André Ventura viveu momentos de extrema tensão durante uma arruada na Baixa da Banheira, ao ser confrontado com provas que ligam o seu partido a grupos de extrema-direita radical. O candidato presidencial recusou-se terminantemente a comentar o vídeo onde o deputado do Chega, Rui Afonso, surge num autocarro acompanhado por elementos do grupo neonazi 1143, liderado por Mário Machado.
Em vez de esclarecer a situação, Ventura partiu para o ataque direto contra a comunicação social, acusando os jornalistas de serem “dominados pela esquerda” e de tentarem proteger “bandidos” em vez de focarem nos problemas de segurança do país.
O silêncio de Ventura sobre a viagem de Rui Afonso — que assumiu a supervisão de um transporte onde se entoavam cânticos neonazis e se exibiam bandeiras do movimento — surge numa altura em que a Polícia Judiciária desferiu um golpe duríssimo no grupo 1143, com a constituição de 37 arguidos por crimes de ódio, violência e posse de armas proibidas.

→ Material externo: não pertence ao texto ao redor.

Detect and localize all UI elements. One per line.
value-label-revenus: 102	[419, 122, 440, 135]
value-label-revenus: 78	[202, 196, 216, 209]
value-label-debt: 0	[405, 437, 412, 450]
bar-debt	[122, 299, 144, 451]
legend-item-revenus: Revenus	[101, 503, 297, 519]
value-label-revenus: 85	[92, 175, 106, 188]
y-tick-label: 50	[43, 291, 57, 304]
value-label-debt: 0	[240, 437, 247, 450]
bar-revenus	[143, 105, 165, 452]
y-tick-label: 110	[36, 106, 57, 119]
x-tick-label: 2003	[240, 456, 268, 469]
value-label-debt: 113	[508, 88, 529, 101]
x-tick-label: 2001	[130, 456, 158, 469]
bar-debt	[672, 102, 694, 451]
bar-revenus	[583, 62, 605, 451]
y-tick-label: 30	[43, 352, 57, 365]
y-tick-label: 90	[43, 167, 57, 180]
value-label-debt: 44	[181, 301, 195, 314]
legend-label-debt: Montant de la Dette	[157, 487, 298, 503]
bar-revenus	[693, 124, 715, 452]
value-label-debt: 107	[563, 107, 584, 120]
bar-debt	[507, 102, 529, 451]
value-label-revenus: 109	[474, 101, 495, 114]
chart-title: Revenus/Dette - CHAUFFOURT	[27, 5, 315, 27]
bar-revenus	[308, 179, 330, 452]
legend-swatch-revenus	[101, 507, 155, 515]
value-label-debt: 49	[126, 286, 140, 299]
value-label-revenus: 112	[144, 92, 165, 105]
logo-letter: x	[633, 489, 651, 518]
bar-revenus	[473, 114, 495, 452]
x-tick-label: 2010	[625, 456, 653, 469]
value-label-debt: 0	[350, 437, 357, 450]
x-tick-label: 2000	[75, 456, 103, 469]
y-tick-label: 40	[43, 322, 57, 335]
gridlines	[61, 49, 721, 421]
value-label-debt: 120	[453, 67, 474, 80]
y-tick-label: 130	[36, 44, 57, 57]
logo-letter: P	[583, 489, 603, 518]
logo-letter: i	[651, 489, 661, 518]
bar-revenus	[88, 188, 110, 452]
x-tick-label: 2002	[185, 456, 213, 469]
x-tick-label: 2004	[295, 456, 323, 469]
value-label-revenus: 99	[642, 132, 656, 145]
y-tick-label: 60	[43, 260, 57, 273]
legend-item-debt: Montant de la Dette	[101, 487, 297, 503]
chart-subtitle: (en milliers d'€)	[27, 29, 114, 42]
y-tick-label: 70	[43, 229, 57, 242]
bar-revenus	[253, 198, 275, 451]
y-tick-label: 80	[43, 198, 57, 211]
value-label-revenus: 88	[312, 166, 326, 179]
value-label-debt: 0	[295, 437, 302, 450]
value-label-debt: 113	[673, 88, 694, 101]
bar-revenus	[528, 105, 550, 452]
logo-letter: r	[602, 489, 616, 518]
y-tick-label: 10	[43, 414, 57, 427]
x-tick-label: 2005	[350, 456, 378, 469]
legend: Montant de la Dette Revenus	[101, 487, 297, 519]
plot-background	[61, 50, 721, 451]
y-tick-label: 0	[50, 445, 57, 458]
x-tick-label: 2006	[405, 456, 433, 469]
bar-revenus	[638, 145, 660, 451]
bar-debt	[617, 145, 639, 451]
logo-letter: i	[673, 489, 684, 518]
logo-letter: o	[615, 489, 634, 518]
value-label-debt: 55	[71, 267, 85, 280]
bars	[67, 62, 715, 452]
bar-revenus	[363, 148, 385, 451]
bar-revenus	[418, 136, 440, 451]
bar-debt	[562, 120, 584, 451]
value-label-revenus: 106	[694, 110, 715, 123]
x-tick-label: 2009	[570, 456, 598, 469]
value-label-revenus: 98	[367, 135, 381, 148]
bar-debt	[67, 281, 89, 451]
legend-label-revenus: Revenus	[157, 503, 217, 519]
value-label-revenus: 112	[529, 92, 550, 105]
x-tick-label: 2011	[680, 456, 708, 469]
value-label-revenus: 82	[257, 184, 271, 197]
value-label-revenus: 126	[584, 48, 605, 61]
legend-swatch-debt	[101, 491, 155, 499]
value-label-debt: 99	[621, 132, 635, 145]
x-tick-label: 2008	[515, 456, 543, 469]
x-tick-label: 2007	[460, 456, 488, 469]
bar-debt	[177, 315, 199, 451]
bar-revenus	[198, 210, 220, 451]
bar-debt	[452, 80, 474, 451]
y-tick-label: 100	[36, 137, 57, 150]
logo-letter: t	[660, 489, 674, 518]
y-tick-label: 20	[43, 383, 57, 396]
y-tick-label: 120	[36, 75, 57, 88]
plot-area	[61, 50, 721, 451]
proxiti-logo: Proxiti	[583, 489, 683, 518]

O candidato, que baseia a sua campanha no lema “colocar o país na ordem”, evitou também qualquer referência aos militantes do Chega detidos nesta operação, preferindo desviar o foco para um vídeo de disparos junto a crianças que circula nas redes sociais, utilizando-o como “arma de arremesso” contra os seus críticos.
Com o apoio declarado de grupos extremistas como o Reconquista e o Identidade e Futuro, Ventura insiste em apresentar-se como a “candidatura do povo contra o sistema”. No entanto, as revelações de ligações diretas a movimentos que promovem a discriminação e a violência estão a criar uma fissura no eleitorado moderado. Este confronto com a realidade acontece nas vésperas do debate decisivo com António José Seguro, onde se espera que o tema da radicalização e dos apoios “escondidos” do Chega seja um dos pontos centrais da discussão que promete parar o país.